Las excepciones a esto son “Gente del sur” y “Chico callejero”, únicas referencias explícitas al contexto político y social. El primero habla sobre la Guerra de Malvinas y el otro reivindica a la juventud disidente. Si bien el diálogo o el registro del disco con el tiempo y espacio se reduce sólo a esas dos canciones, entre ambas se traza un eje interesante que va desde la crítica a la violencia de Estado a la necesidad de cuestionar un orden establecido que por ser democrático no significa nada en sí. El disco es producto de una juventud que labró su identidad entre las necesidades y urgencias de la posdictadura. Tribulaciones que casi que pueden sentirse en el propio sonido del disco. Precario pero filoso, limitado pero chispeante. Urgente y furioso. La falta de recursos terminó dándole al disco una ambientación tan encantadora que el mismo Giardino rechazó volver a grabarlo cada vez que se lo propusieron.

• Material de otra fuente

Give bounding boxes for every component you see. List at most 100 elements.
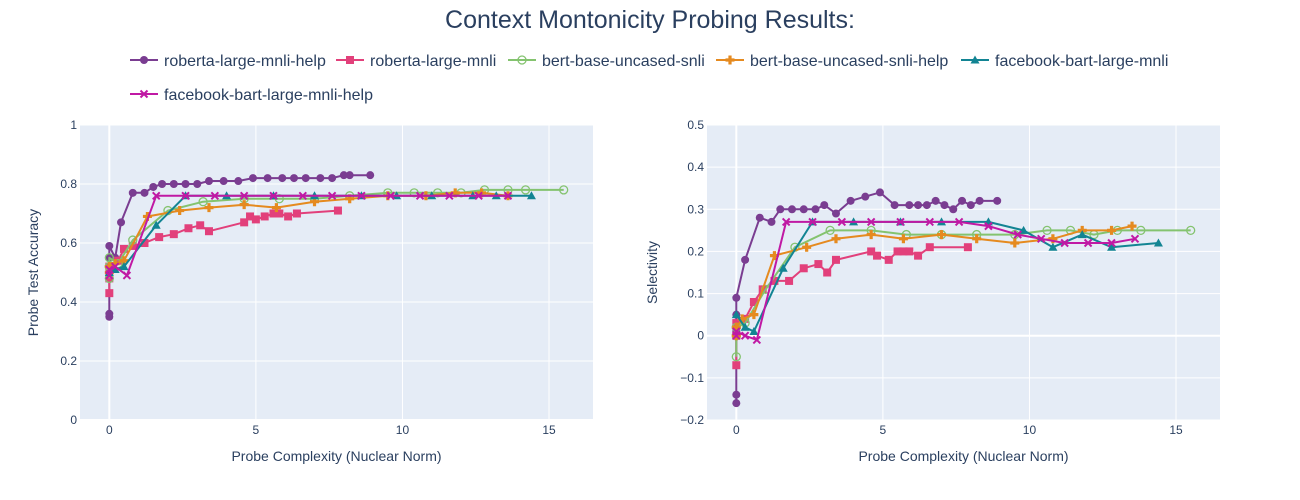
data-point [975,196,984,205]
data-point [949,205,958,214]
data-point [301,174,310,183]
data-point [204,203,214,213]
y-tick-label: 0.2 [687,244,704,258]
data-point [278,174,287,183]
x-axis-title: Probe Complexity (Nuclear Norm) [858,448,1068,464]
data-point [808,217,817,227]
data-point [732,293,741,302]
legend-label: bert-base-uncased-snli [542,53,705,70]
y-tick-label: 0 [697,329,704,343]
data-point [1048,242,1058,251]
data-point [155,233,164,242]
data-point [940,201,949,210]
y-tick-label: −0.1 [680,371,704,385]
data-point [122,271,132,280]
legend-item[interactable]: bert-base-uncased-snli-help [716,53,948,70]
data-point [752,335,762,345]
data-point [240,218,249,227]
legend-label: roberta-large-mnli [370,53,496,70]
data-point [269,191,278,201]
data-point [119,256,129,266]
y-tick-label: 0.4 [60,295,77,309]
data-point [1042,225,1052,236]
legend-item[interactable]: roberta-large-mnli-help [130,53,326,70]
data-point [520,185,531,195]
data-point [749,327,759,335]
data-point [749,298,758,306]
data-point [966,201,975,210]
data-point [778,263,788,272]
data-point [823,268,832,277]
legend-marker [140,56,148,64]
data-point [837,217,847,227]
legend-item[interactable]: facebook-bart-large-mnli [961,53,1168,70]
data-point [898,234,908,244]
data-point [846,196,855,205]
data-point [1127,221,1137,231]
data-point [263,174,272,183]
legend-item[interactable]: roberta-large-mnli [336,53,496,70]
data-point [866,217,876,227]
data-point [526,191,536,200]
data-point [269,209,278,218]
data-point [1013,230,1022,239]
x-axis-title: Probe Complexity (Nuclear Norm) [231,448,441,464]
x-tick-label: 15 [542,423,556,437]
plot-background [80,125,593,420]
data-point [769,251,779,261]
y-tick-label: 0.3 [687,202,704,216]
data-point [905,201,914,210]
data-point [1107,225,1117,235]
data-point [873,251,882,260]
data-point [937,230,947,240]
data-point [814,260,823,269]
legend-item[interactable]: facebook-bart-large-mnli-help [130,87,373,104]
data-point [1186,225,1196,236]
legend-marker [725,55,735,65]
data-point [1010,238,1020,248]
data-point [875,188,884,197]
data-point [140,239,149,247]
data-point [993,196,1002,205]
data-point [175,206,185,216]
x-tick-label: 10 [1023,423,1037,437]
y-axis-title: Selectivity [644,241,660,304]
data-point [914,201,923,210]
y-tick-label: 0.4 [687,160,704,174]
data-point [788,205,797,214]
data-point [740,331,750,340]
legend-marker [970,55,980,64]
legend-item[interactable]: bert-base-uncased-snli [508,53,705,70]
data-point [914,251,923,260]
x-tick-label: 5 [253,423,260,437]
data-point [893,247,902,256]
data-point [128,188,137,197]
data-point [1048,234,1058,244]
data-point [184,224,193,233]
series-roberta-large-mnli-help [105,171,375,321]
data-point [731,352,741,362]
y-tick-label: 0.5 [687,118,704,132]
data-point [1060,238,1069,248]
data-point [110,262,120,271]
data-point [1077,230,1087,239]
data-point [114,256,123,265]
legend-label: bert-base-uncased-snli-help [750,53,948,70]
data-point [559,185,569,195]
x-tick-label: 10 [396,423,410,437]
data-point [1107,242,1117,251]
data-point [289,174,298,183]
data-point [169,180,178,188]
data-point [204,177,213,186]
y-tick-label: 0 [70,413,77,427]
data-point [896,217,905,227]
data-point [1130,234,1140,243]
data-point [158,180,167,188]
data-point [741,255,750,264]
data-point [105,289,114,298]
y-tick-label: 0.6 [60,236,77,250]
data-point [931,196,940,205]
data-point [169,230,178,239]
data-point [239,200,249,210]
x-tick-label: 15 [1169,423,1183,437]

Cuentan que para renovarles el contrato, la discográfica Polygram les exigió vender al menos cuatro mil copias en el semestre siguiente al lanzamiento. Después de presentarlo el 17 de diciembre de 1988 en el Teatro Alfil, el número fue cuadriplicado y Rata se ganó el derecho a grabar su siguiente álbum, para el cuál ya tenían casi todas las canciones de antemano. “Era una etapa muy creativa, al punto que cuando grabamos el primer disco ya teníamos casi todo el material del segundo”, apunta Giardino. Se trata de Magos, espadas y rosas, ya con Barilari a la voz de una época de ascensos frenéticos y alcances masivos. De centenas de shows y giras por año, también de éxitos radiables como “Mujer amante” o “La leyenda del hada y el mago”, playbacks en Ritmo de la Noche o recitales en el circuito de bailantas como atajo para sortear la escasez de salas roqueras.

La Biblia junto al calefón, o al menos eso les hicieron creer quienes pusieron en duda su reputación y su legitimidad, viciando de nulidad los alcances artísticos del grupo en virtud de ciertas concesiones que se prejuzgaban improcedentes. “Nos banalizaron estúpidamente, como si la banda era sólo un tema o si había llegado adonde llegó por haber tocado en el programa de Tinelli”, dispara Giardino con la misma inclemencia con la que hizo chillar las cuerdas en un disco que cumple treinta años pero será eterno.